C’était simplement terrifiant. Je suis très introverti, timide. C’est très difficile pour moi de parler à une seule personne, même lors d’une interview (rires). Sur le set, je devais discuter avec 70 personnes, c’était ultra-flippant. Mais le budget était limité, je n’avais que 30 jours et donc je ne posais pas de question. J’avançais, je devais prendre mille décisions, rester concentré. J’ai aimé le tournage, mais j’ai préféré l’écriture du scénario et le montage. 

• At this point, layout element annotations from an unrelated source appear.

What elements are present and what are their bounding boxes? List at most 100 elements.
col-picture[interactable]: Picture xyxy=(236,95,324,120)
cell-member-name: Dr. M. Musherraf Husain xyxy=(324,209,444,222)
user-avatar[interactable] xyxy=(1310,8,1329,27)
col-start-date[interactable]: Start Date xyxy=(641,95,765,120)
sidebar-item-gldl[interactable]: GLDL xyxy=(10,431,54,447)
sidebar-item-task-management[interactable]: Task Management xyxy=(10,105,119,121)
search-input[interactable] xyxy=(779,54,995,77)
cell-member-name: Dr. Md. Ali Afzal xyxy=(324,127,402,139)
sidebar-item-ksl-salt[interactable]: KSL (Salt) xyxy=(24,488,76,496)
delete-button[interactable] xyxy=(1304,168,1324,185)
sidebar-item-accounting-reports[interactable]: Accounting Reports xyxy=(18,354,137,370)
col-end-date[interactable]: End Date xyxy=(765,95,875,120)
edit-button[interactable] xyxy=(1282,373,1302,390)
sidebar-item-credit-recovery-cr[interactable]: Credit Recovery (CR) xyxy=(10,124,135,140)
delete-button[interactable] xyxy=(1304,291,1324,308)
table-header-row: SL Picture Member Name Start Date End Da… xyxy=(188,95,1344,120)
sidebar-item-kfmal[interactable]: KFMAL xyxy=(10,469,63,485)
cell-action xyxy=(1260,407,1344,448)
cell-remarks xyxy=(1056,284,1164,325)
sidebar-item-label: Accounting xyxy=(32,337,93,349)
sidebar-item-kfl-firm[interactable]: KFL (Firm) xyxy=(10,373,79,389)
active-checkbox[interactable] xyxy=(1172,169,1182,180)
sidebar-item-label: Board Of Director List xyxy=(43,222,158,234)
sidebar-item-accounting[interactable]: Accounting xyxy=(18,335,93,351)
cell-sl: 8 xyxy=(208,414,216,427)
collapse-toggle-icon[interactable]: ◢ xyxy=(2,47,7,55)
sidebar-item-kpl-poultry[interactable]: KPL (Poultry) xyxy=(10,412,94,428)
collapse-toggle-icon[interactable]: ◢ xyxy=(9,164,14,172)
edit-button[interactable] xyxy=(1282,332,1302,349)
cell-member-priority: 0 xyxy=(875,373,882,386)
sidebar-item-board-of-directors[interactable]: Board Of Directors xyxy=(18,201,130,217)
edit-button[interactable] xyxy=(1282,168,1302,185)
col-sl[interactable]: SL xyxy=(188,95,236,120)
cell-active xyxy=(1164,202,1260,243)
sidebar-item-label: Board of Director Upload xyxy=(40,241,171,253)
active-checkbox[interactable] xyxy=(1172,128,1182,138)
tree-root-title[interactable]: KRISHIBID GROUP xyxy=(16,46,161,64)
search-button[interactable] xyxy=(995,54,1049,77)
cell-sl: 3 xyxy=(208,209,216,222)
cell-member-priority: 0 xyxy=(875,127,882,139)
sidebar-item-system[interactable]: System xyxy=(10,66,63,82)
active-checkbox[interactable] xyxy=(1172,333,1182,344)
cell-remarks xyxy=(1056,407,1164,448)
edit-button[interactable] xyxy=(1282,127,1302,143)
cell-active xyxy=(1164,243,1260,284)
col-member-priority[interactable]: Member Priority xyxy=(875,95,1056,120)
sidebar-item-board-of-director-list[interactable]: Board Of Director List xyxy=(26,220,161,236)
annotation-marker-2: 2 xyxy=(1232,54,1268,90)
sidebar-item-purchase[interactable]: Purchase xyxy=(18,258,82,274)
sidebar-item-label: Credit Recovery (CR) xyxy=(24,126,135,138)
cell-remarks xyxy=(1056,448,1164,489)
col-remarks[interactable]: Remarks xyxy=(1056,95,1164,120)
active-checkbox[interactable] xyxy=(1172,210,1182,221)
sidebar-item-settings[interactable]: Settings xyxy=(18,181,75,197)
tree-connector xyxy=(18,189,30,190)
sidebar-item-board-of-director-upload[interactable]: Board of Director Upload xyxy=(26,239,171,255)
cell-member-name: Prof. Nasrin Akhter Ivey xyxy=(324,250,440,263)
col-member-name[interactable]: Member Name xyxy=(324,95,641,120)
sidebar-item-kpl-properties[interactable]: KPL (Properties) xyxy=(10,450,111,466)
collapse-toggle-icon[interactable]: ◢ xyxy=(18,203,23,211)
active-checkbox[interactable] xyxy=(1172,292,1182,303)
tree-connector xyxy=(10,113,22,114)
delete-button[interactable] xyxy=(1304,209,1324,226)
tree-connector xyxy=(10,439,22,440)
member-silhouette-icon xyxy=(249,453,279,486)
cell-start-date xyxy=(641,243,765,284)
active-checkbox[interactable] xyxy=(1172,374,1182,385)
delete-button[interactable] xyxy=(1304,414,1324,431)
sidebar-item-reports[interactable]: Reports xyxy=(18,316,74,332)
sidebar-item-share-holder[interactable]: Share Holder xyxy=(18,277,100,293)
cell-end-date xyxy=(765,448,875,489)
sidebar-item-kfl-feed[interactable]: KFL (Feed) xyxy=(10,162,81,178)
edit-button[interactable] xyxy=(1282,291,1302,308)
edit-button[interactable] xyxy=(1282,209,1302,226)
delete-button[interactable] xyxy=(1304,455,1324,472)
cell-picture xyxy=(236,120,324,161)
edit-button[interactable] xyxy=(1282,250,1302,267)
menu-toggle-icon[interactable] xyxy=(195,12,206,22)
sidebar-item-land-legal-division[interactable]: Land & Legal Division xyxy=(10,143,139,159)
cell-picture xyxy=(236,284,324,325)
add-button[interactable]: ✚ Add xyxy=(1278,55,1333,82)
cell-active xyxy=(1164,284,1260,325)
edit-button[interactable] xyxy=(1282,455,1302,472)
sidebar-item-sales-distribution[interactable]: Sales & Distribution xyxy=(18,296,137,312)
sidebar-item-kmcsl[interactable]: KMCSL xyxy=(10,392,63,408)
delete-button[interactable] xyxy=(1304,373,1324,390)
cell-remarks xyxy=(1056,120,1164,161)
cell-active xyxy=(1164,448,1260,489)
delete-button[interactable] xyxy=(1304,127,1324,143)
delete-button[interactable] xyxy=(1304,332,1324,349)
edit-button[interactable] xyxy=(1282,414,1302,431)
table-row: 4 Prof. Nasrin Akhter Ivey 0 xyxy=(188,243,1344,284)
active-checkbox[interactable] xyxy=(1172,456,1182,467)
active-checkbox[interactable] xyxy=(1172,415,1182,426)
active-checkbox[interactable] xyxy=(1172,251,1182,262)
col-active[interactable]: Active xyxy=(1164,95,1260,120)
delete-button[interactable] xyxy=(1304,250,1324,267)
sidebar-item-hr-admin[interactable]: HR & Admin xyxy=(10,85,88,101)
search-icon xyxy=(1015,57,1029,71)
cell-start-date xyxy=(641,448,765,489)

Avez-vous sollicité Bong Joon-ho ?
Il a bien sûr lu le script et vu le premier montage quand il était sur Mickey 17, avec Robert Pattinson. Il m’a fait passer quelques notes sur le montage, un plan à supprimer ici, un conseil sur la musique par là… Et bien sûr, il avait raison ! Et il m’a également dit de ne jamais raconter aux journalistes comment j’interprétais la fin. 

C’était difficile de diriger vos acteurs ? 
En Corée, Jung Yoo-mi et Lee Sun-kyun sont des acteurs de légende et cela a été un miracle qu’ils acceptent un premier film. D’ailleurs, ils ont fait de gros efforts pour leurs cachets. Ils étaient beaucoup plus expérimentés que moi mais ils voulaient que je les dirige. Notre collaboration a été formidable. 

On peut parler de la mort de Lee Sun-kyun, vu dans Parasite, en décembre dernier ?
C’est une tragédie (très affecté par des soupçons de consommation de drogue, Lee Sun-kyun a mis fin à ses jours, le 27 décembre, à 48 ans, NDR). J’ai du mal à en parler, ça ne passe pas, j’y pense tous les jours. Nous avons perdu un de nos meilleurs acteurs.